Raspberry ketones are claimed to cause fat in cells to be broken down more efficiently, helping your body burn fat faster. They are also claimed to increase levels of adiponectin, a hormone that helps regulate metabolism.
This article explores the research behind raspberry ketones.
What are Raspberry Ketones?
One raspberry contains 200 molecules that contribute to its unique raspberry flavor. One of these, raspberry ketone, was singled out by food manufacturers decades ago because of its strong odor. Berry-flavored candies, soaps and candles produced today are likely to use raspberry ketones. Recently, these ketones have again come to public attention, but this time as a so-called weight loss drug.
Raspberry ketones are actually found in cranberries, blackberries, and red raspberries, or Rubus idaeus L., a plant in the Rosaceae family that is native to Europe, North Africa, and Central Asia. Their essential nutrients include beta-carotene and vitamins A, E and C. Only trace amounts of these ketones are found in the fruit, so berry-flavored foods are often made with laboratory-produced raspberry ketones.
Around 2010, scientists noticed that raspberry ketones have a similar molecular structure to capsaicin, the chemical responsible for the heat in chili peppers. Initial studies also showed that capsaicin prevented weight gain. In light of these findings, scientists conducted studies on mice and human tissue to see if these ketones also affect weight gain.
How do They Work?
The molecular structure of ketones is very similar to two other molecules, capsaicin as stated above – found in chili peppers – and the stimulating deoxynephrine.
Studies have shown that these molecules can boost metabolism. Therefore, the researchers speculate that raspberry ketones may have the same effect.
In a test tube study on mouse adipocytes, raspberry ketones:
- Increased fat breakdown — primarily by making the cells more susceptible to the fat-burning hormone norepinephrine.
- Increased release of the hormone adiponectin.
Adiponectin is released by fat cells and may play a role in regulating metabolism and blood sugar levels.
Normal weight people have much higher levels of adiponectin than overweight people. When people lose weight, the levels of this hormone increase.
Studies have proven that people with low adiponectin levels are at higher risk for obesity, type 2 diabetes, fatty liver and even heart disease.
Therefore, raising adiponectin levels appears to help people lose weight and reduce the risk of many diseases.
However, even though raspberry ketones raise adiponectin in isolated adipocytes in mice, this does not mean that the same effect occurs in living organisms.
Keep in mind that there are natural ways to increase adiponectin that do not involve raspberry ketones.

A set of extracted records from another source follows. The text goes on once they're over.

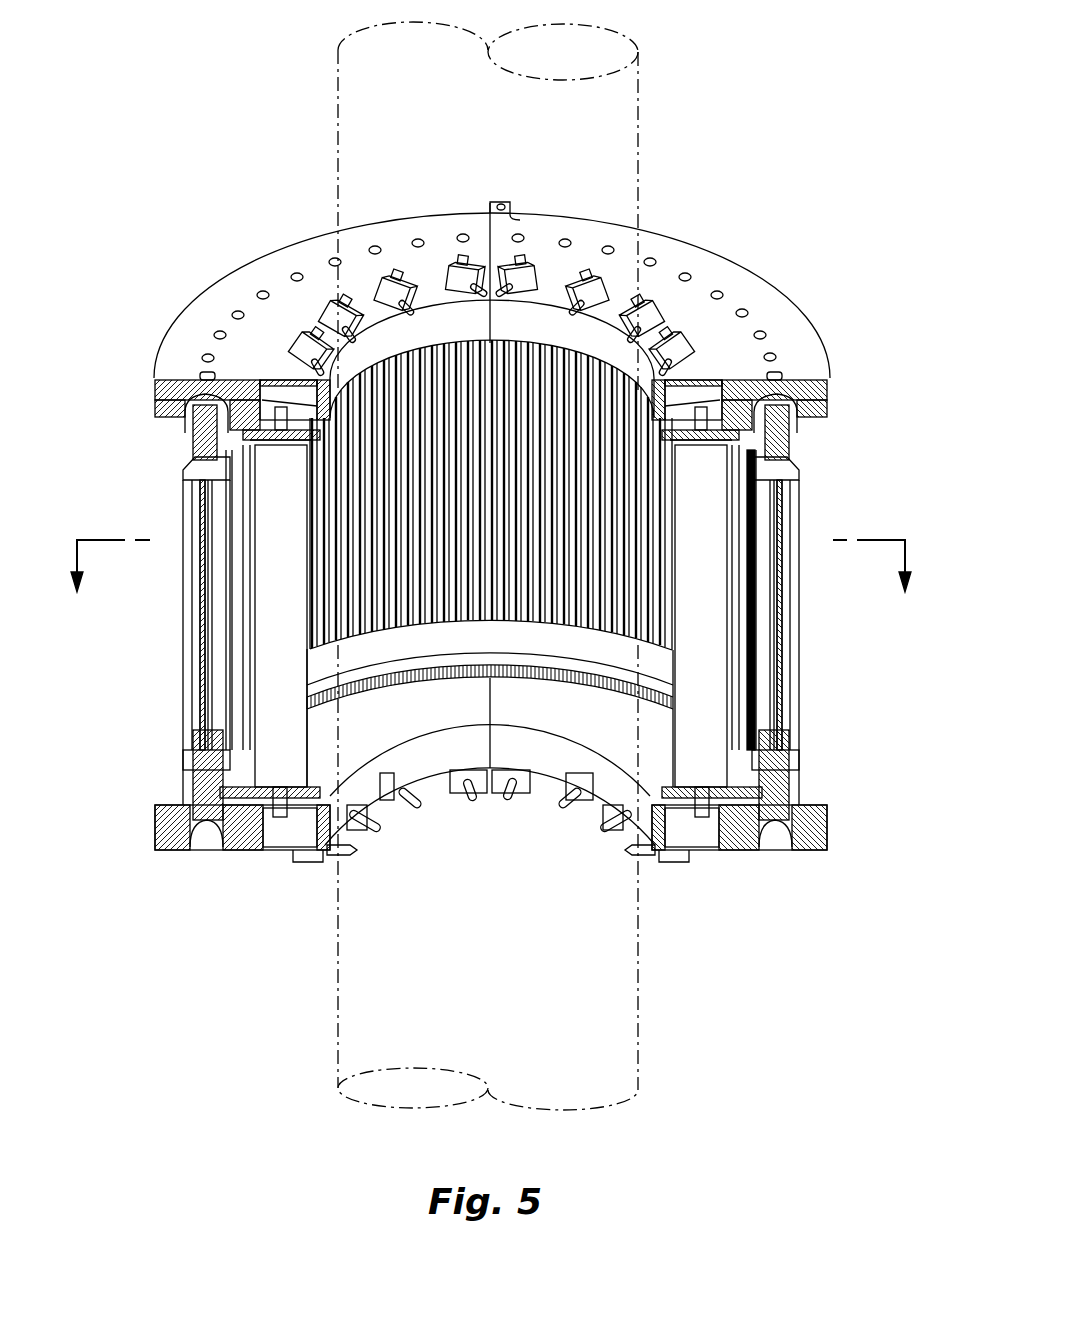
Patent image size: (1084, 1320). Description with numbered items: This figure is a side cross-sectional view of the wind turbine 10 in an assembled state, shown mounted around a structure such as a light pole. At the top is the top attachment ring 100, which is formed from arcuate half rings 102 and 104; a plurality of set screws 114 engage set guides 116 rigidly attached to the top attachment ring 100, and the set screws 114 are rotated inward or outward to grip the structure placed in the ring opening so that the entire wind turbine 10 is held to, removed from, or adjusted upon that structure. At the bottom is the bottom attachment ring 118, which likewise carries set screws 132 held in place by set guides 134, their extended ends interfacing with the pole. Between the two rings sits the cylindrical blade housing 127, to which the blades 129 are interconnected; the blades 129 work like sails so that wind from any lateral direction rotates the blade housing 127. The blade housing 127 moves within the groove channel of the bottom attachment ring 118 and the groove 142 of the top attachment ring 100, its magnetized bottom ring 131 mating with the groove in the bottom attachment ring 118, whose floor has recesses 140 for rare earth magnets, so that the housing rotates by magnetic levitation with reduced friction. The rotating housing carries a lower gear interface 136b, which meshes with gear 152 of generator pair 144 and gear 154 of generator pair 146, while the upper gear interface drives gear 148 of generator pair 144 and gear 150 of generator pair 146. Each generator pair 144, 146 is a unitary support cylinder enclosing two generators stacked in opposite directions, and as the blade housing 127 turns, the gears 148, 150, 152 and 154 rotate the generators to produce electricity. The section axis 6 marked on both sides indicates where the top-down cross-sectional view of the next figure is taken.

The wind turbine 10 is at (795, 266).
The top attachment ring 100 is at (830, 380).
The arcuate half ring 102 is at (697, 262).
The arcuate half ring 104 is at (203, 308).
The set screw 114 is at (297, 333).
The set guide 116 is at (262, 353).
The bottom attachment ring 118 is at (175, 847).
The blade housing 127 is at (788, 757).
The wind turbine blade 129 is at (172, 645).
The bottom ring 131 is at (535, 640).
The set screw 132 is at (470, 795).
The set guide 134 is at (448, 787).
The lower gear interface 136b is at (375, 685).
The recess 140 is at (220, 837).
The groove 142 is at (187, 423).
The generator pair 144 is at (268, 711).
The generator pair 146 is at (707, 718).
The gear 148 is at (185, 463).
The gear 150 is at (793, 449).
The gear 152 is at (250, 843).
The gear 154 is at (725, 807).
The section axis 6- 6 is at (490, 584).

For example, exercise can increase adiponectin levels by 260% in just one week. Drinking coffee has also been associated with higher levels.
Are There Any Other Benefits?
A study has linked raspberry ketones to cosmetic effects.
When used topically as part of a cream, raspberry ketone appeared to increase hair growth in people with hair loss. It may also improve skin elasticity in healthy women.
However, this study is small and has some flaws. More research is needed to confirm these effects before any claims can be made.
Side Effects Unknown
Raspberry ketones in food and cosmetics are generally considered safe. However, no one knows what short-term or long-term effects raspberry ketone supplements will have on your overall health. There are no studies documenting potential side effects. There are also no studies exploring potential drug or food interactions.
The fact that raspberry ketones are chemically similar to other stimulants suggests the possibility of certain side effects. And there are anecdotal reports of jitteriness, increased blood pressure and rapid heartbeat in people taking raspberry ketone supplements. In the absence of scientific evidence, no one can say what dose of raspberry ketone supplements, if any, might be safe to take.
There is no firm evidence that raspberry ketones cause weight loss in humans, and there is no reason to believe they are more effective than traditional weight loss strategies. While the existing research on other health benefits of ketones is promising, researchers must conduct additional trials to confirm the effects of these compounds on the body.
Those looking to reap the benefits of these ketones without the risks should consider eating more raspberries. Those who want to try supplemental forms of ketones should consult a doctor or nutritionist first.